Letras+ | Letródromo | Letropédia | LiRA | PALCO | UnDF


Compartilhar Reportar
#Romances#Literatura Brasileira

A Mão e a Luva

Por Machado de Assis (1874)

Estêvão tocou-lhe levemente na mão, fina e macia, e inclinou-se respeitoso. A moça caminhou para casa. Ele acompanhou-a com os olhos, admirando a gentileza com que ela, desta vez a passo acelerado, resvalava por entre as árvores até subir as escadas da casa. Viu-a dar o braço à madrinha, descerem e seguirem vagarosamente pelo mesmo caminho por onde Guiomar seguira da primeira vez.

Estêvão ainda ficou algum tempo encostado à cerca, na esperança de que ela olhasse ou dirigisse os passos para aquele lado; ela porém, passou indiferente, como se nem da existência dele soubera. Estêvão retirou-se dali cabisbaixo e triste, batido de contrários sentimentos, cheio de uma tristeza e de uma alegria que mal se combinavam, e por cima de tudo isso o eco vago e surdo desta interrogação:

— Entro num drama ou saio de uma comédia?

CAPÍTULO IV

LATET ANGUIS

O passeio da baronesa durou pouco mais de meia hora. O sol começava a aquecer, e apesar de ser bastante sombreada a chácara, o calor aconselhava à boa senhora que se recolhesse. Guiomar deu-lhe o braço, e ambas, seguindo pelo mesmo caminho, guiaram para casa.

— Parece muito tarde, Guiomar, disse a baronesa ao cabo de alguns segundos.

— E é, madrinha. Demorei-me hoje mais do que costumo, por causa de um encontro que tive aqui na chácara.

— Um encontro?

— Um homem.

— Algum ladrão? perguntou a madrinha parando.

— Não, senhora, respondeu Guiomar sorrindo, não era ladrão. A minha mestra de colégio... sabe que morreu?

— Quem disse isso?

— O sobrinho, o tal sujeito que encontrei aqui hoje.

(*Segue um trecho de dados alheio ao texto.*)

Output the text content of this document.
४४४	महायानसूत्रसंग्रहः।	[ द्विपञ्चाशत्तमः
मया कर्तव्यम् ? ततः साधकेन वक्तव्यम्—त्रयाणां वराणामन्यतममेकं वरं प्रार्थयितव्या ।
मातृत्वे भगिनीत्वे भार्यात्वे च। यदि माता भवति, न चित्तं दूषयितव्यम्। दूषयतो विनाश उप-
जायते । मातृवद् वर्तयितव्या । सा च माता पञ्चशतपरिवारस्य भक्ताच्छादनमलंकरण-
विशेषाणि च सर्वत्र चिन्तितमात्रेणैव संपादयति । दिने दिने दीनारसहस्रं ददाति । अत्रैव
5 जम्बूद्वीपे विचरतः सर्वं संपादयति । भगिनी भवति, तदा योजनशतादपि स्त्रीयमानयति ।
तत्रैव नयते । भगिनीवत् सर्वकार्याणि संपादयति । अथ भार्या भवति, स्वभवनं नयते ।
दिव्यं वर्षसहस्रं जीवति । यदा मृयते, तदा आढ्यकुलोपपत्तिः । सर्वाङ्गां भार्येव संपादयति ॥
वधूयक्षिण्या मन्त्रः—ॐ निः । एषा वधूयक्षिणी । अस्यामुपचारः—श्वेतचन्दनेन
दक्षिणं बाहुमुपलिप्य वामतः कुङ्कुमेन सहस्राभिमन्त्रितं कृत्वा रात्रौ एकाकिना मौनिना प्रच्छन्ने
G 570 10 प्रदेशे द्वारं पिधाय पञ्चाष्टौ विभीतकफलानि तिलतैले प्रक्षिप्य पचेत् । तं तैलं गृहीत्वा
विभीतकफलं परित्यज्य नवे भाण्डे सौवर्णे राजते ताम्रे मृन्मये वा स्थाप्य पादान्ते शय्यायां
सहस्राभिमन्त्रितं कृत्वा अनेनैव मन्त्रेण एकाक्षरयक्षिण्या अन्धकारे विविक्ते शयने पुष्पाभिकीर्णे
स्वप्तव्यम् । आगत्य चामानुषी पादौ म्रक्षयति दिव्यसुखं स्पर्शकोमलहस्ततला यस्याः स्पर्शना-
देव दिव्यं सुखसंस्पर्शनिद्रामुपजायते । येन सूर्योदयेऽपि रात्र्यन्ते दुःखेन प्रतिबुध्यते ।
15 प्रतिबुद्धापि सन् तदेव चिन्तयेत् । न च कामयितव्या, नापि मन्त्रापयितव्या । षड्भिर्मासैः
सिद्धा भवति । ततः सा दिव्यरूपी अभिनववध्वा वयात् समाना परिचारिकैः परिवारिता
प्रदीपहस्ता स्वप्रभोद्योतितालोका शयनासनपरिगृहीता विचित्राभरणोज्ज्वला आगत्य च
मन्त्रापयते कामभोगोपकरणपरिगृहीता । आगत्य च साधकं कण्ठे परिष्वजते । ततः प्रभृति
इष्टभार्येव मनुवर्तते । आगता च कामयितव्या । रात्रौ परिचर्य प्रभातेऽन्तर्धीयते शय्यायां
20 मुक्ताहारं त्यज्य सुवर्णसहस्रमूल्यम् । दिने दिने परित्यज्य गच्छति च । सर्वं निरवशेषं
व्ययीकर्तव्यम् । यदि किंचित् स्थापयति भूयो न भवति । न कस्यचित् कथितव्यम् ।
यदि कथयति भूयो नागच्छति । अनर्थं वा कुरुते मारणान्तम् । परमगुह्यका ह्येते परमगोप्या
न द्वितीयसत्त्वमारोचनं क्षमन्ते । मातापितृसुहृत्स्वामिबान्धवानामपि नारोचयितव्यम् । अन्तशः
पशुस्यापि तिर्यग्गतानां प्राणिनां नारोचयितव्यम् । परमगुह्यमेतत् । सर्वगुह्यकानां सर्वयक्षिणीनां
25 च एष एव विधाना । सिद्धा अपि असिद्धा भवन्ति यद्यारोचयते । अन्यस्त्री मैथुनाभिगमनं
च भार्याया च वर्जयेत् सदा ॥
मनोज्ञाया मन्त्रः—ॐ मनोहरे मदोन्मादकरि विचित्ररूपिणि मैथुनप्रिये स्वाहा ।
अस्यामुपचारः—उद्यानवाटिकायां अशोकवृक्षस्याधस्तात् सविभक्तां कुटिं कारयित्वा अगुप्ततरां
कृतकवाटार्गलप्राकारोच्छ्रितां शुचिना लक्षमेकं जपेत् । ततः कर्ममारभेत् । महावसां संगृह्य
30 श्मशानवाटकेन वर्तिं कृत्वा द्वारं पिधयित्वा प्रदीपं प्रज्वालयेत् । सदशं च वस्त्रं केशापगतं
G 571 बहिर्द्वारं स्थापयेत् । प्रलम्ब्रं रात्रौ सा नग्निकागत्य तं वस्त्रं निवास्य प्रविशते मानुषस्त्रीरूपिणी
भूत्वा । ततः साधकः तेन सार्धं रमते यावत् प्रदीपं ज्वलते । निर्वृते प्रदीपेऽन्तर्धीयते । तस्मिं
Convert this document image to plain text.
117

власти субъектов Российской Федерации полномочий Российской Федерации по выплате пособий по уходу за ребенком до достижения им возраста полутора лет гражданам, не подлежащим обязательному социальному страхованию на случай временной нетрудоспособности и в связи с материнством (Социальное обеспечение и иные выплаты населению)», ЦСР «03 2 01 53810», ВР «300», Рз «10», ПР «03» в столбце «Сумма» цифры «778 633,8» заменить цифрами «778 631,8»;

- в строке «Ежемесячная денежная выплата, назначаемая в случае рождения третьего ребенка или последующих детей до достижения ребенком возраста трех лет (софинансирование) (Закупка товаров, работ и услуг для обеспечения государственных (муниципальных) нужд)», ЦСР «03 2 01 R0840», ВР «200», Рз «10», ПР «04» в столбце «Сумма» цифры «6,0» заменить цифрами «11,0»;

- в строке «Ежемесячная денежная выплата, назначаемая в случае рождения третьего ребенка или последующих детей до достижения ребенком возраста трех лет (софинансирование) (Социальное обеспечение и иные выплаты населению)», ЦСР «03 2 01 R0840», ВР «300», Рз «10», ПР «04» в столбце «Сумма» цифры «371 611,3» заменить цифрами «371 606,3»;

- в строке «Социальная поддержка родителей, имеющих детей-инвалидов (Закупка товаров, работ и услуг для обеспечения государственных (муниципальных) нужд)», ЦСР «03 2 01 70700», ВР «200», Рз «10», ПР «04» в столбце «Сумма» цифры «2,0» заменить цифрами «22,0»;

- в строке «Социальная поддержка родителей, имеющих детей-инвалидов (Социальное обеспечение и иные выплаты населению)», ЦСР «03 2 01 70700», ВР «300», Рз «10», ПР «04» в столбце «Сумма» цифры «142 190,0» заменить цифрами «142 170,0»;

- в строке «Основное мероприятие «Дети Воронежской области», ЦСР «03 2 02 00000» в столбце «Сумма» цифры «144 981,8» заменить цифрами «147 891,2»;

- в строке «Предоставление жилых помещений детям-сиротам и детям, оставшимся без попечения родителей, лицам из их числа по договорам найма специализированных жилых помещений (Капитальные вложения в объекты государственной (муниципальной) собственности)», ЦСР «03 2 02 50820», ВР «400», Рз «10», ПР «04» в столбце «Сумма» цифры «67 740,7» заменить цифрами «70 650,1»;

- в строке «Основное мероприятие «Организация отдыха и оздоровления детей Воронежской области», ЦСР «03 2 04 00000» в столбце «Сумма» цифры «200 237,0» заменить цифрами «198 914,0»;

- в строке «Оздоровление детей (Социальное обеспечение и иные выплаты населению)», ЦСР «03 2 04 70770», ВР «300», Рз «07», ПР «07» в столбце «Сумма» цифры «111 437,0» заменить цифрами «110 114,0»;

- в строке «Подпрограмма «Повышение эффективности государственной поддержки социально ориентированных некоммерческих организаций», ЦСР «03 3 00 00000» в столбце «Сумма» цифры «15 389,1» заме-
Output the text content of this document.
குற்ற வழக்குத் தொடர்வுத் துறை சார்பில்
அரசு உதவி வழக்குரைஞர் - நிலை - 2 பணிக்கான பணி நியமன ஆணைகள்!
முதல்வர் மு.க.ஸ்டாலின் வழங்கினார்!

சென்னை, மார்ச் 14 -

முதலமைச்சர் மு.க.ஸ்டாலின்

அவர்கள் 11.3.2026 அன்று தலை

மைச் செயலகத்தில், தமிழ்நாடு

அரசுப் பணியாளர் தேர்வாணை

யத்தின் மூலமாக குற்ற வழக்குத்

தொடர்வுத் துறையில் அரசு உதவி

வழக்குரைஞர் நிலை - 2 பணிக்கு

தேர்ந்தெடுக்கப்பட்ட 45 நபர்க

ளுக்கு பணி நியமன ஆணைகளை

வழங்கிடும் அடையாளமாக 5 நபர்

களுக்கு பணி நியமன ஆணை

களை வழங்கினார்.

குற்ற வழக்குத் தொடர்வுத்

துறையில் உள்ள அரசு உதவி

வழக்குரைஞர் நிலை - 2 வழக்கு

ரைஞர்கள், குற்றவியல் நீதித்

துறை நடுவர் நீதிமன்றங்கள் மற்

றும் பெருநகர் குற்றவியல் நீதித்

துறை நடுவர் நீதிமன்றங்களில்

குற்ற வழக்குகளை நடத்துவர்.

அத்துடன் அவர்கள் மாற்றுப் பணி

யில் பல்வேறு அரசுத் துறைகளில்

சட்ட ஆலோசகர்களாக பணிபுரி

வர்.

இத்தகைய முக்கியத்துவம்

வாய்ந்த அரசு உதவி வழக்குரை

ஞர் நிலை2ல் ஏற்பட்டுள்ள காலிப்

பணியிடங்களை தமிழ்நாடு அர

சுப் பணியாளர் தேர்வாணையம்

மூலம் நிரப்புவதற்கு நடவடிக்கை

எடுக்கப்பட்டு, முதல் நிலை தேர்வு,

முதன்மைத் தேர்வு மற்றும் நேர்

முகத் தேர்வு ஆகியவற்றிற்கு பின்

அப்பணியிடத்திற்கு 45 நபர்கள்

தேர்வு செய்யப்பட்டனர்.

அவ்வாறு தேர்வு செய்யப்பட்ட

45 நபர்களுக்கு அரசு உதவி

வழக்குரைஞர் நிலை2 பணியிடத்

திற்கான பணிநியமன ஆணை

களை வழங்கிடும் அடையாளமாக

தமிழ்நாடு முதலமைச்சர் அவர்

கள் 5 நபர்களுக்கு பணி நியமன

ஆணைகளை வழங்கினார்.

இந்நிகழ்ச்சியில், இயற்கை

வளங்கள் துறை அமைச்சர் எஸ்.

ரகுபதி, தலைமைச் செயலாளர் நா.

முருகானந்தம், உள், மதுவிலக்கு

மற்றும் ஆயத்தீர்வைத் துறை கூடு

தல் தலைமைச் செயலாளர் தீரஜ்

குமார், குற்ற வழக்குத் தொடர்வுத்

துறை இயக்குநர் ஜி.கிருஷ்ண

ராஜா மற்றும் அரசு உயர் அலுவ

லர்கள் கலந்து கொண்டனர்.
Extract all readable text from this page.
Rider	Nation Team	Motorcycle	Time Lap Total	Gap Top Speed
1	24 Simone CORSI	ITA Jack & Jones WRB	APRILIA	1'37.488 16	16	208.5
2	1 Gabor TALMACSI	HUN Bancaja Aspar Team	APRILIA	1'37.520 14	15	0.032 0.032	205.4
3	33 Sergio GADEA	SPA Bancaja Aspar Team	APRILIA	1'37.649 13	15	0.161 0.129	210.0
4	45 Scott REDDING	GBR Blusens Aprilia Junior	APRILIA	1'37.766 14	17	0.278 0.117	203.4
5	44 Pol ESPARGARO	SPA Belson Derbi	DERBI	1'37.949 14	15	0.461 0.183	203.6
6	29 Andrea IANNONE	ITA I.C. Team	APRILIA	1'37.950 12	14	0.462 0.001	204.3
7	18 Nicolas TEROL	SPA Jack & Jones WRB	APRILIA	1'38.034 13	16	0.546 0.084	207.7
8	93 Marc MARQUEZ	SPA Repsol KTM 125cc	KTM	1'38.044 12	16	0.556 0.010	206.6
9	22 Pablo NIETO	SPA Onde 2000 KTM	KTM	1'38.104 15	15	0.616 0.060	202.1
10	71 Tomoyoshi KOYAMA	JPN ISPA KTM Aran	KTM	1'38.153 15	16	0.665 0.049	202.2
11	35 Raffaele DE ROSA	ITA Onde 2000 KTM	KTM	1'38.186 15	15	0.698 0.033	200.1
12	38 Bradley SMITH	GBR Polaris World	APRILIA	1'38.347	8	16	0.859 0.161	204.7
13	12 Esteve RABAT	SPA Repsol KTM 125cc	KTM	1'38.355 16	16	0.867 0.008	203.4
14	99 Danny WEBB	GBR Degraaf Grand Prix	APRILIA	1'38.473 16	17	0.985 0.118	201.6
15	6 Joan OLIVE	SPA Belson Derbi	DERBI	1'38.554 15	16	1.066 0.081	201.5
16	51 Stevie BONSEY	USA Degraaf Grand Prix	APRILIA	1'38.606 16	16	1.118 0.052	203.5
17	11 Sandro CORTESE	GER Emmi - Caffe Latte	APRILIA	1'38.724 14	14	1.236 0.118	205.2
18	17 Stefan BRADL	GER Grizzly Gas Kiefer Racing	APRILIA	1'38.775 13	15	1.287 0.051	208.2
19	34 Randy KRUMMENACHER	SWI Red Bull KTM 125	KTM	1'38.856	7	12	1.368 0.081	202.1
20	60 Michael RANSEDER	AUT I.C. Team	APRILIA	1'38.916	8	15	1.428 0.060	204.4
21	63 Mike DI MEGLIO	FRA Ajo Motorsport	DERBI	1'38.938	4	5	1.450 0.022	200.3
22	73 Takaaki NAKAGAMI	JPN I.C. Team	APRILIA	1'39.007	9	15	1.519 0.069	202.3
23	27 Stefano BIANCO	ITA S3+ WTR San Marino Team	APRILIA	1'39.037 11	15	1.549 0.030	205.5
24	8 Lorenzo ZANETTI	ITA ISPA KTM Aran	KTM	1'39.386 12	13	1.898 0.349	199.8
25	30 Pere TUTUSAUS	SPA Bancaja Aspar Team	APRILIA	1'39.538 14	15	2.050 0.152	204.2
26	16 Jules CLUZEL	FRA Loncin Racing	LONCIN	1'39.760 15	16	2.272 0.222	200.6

— Você está zombando comigo! Um homem na chácara?

— Não era bem na chácara, mas no jardim do Dr. Luís Alves. Estava encostado à cerca; trocamos algumas palavras.

A baronesa olhou para ela alguns segundos.

— Mas, menina, isso não é bonito. Que diriam se os vissem?... Eu não diria nada, porque conheço o que você vale, e sei a discrição que Deus lhe deu. — Mas as aparências... Que qualidade de homem é esse sobrinho?

Interrompeu-as uma mulher de quarenta e quatro a quarenta e cinco anos, alta e magra, cabelo entre louro e branco, olhos azuis, asseadamente vestida, a Sra. Oswald, — ou mais britanicamente, Mrs. Oswald, — dama de companhia da baronesa, desde alguns anos. Mrs. Oswald conhecera a baronesa em 1846; viúva e sem família, aceitou as propostas que esta lhe fez. Era mulher inteligente e sagaz, dotada de boa índole e serviçal. Antes da ida de Guiomar para a companhia da madrinha, era Mrs. Oswald a alma da casa; a presença de Guiomar, que a baronesa amava extremosamente, alterou um pouco a situação.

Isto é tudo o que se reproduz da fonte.